Seclusion and Restraint: Legislative Update

Disability Scoop reports:

Rep. George Miller, D-Calif., reintroduced legislation Wednesday that would prohibit restraint or seclusion in most school situations. The bill would also mandate that parents be notified if the practices are used on their child and it would disallow restraint or seclusion from being included in a student’s individualized education program, or IEP.

As chairman of the House education committee last year, Miller championed the same bill and it won approval from the full House. But the issue never came before the Senate and ultimately died after a coalition of disability advocacy groups that was working to support the measure split over disagreements stemming from proposed changes to the legislation.

The introduction of the new bill Wednesday came the same day the disability advocacy group TASH issued a report detailing media coverage of over 50 incidents of restraint and seclusion that have occurred since last spring.

The fate of the legislation this year remains unclear, however, under the Republican controlled House. The issue has been contentious from the start, with some education groups saying the federal proposal could jeopardize school safety. (Read all of Disability Scoop’s coverage of restraint and seclusion >>)

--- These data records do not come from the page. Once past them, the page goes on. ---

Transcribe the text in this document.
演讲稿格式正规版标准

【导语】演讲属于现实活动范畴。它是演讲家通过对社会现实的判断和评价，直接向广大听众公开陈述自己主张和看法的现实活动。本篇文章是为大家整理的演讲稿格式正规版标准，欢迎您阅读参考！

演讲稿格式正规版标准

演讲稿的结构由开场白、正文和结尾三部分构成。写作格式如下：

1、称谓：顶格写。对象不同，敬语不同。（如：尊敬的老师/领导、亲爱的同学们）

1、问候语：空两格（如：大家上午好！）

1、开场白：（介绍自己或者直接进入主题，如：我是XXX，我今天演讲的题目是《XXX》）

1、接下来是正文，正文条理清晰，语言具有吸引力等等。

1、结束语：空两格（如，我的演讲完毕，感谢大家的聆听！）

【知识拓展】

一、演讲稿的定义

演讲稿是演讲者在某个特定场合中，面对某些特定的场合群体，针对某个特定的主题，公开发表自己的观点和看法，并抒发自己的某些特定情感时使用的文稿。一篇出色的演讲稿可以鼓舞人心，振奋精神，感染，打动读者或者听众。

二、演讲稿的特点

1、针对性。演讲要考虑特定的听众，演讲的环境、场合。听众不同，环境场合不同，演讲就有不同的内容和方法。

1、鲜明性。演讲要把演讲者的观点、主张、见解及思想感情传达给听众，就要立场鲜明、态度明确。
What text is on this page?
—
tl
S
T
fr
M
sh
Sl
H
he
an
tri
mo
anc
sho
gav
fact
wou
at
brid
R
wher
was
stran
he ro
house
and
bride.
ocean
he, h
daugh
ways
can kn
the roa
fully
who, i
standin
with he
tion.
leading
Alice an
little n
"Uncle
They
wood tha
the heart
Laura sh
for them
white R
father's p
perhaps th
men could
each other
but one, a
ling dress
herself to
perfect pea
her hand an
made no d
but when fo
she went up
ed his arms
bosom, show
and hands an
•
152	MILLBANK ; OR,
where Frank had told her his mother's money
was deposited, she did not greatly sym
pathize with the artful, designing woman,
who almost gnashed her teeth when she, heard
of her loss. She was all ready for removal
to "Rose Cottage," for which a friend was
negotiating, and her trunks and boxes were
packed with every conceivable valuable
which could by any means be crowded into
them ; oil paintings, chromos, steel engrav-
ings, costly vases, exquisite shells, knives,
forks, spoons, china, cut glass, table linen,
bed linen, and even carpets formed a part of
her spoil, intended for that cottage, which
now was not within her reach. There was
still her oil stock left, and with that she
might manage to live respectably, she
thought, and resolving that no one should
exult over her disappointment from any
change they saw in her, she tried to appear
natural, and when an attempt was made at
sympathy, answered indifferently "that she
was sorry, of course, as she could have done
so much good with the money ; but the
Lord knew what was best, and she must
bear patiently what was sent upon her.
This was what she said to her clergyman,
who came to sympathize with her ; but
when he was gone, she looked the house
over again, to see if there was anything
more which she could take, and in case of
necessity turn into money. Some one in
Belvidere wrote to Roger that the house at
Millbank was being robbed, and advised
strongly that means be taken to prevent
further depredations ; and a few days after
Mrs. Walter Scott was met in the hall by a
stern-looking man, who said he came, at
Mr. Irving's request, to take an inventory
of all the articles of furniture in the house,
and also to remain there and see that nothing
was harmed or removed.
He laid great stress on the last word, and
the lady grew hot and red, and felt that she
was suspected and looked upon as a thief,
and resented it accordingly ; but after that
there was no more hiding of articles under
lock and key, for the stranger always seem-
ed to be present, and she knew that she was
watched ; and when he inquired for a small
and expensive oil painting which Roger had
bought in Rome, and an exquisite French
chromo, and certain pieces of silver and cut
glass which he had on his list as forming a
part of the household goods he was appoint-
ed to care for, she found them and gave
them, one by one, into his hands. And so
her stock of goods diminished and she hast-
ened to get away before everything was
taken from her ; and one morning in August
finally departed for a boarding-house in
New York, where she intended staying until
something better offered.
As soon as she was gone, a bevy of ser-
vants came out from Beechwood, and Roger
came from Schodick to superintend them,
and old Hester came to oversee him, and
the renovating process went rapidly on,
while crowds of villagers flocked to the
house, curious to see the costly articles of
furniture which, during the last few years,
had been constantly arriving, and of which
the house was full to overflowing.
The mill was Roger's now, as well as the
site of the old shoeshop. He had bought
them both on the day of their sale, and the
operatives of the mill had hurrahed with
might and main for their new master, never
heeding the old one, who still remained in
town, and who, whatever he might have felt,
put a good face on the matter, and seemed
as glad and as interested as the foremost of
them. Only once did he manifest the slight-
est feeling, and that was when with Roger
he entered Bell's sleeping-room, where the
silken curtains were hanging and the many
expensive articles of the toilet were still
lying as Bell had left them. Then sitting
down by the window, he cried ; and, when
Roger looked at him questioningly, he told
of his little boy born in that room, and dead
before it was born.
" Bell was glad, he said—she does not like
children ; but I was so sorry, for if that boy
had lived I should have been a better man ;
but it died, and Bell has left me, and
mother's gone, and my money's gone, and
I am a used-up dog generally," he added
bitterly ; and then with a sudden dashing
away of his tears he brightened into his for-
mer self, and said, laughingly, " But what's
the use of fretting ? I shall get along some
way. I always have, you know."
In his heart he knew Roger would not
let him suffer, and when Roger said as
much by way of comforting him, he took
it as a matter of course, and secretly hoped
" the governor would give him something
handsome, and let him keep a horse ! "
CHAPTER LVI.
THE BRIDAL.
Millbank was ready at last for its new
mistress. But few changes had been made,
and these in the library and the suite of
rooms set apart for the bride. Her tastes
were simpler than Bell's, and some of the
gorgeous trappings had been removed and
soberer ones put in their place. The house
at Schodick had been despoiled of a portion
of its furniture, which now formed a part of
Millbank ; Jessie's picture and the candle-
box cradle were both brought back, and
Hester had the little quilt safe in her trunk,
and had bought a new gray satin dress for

Miller comes to the table with a bipartisan group of 17 co-sponsors. But the current education committee chair, Rep. John Kline, R-Minn., is not on board, making it unlikely that the bill will be considered soon.

The bill is HR 1381.

From a Miller press release:

Specifically the legislation would:

• Limit physical restraint and locked seclusion, allowing these interventions only when there is imminent danger of injury, and only when imposed by trained staff;
• Outlaw mechanical restraints, such as strapping kids to chairs, and prohibit restraints that restrict breathing;
• Require schools to notify parents after incidents when restraint or seclusion was used;
• Encourage states to provide support and training to better protect students and prevent the need for emergency behavioral interventions; and
• Increase transparency, oversight and enforcement tools to prevent future abuse.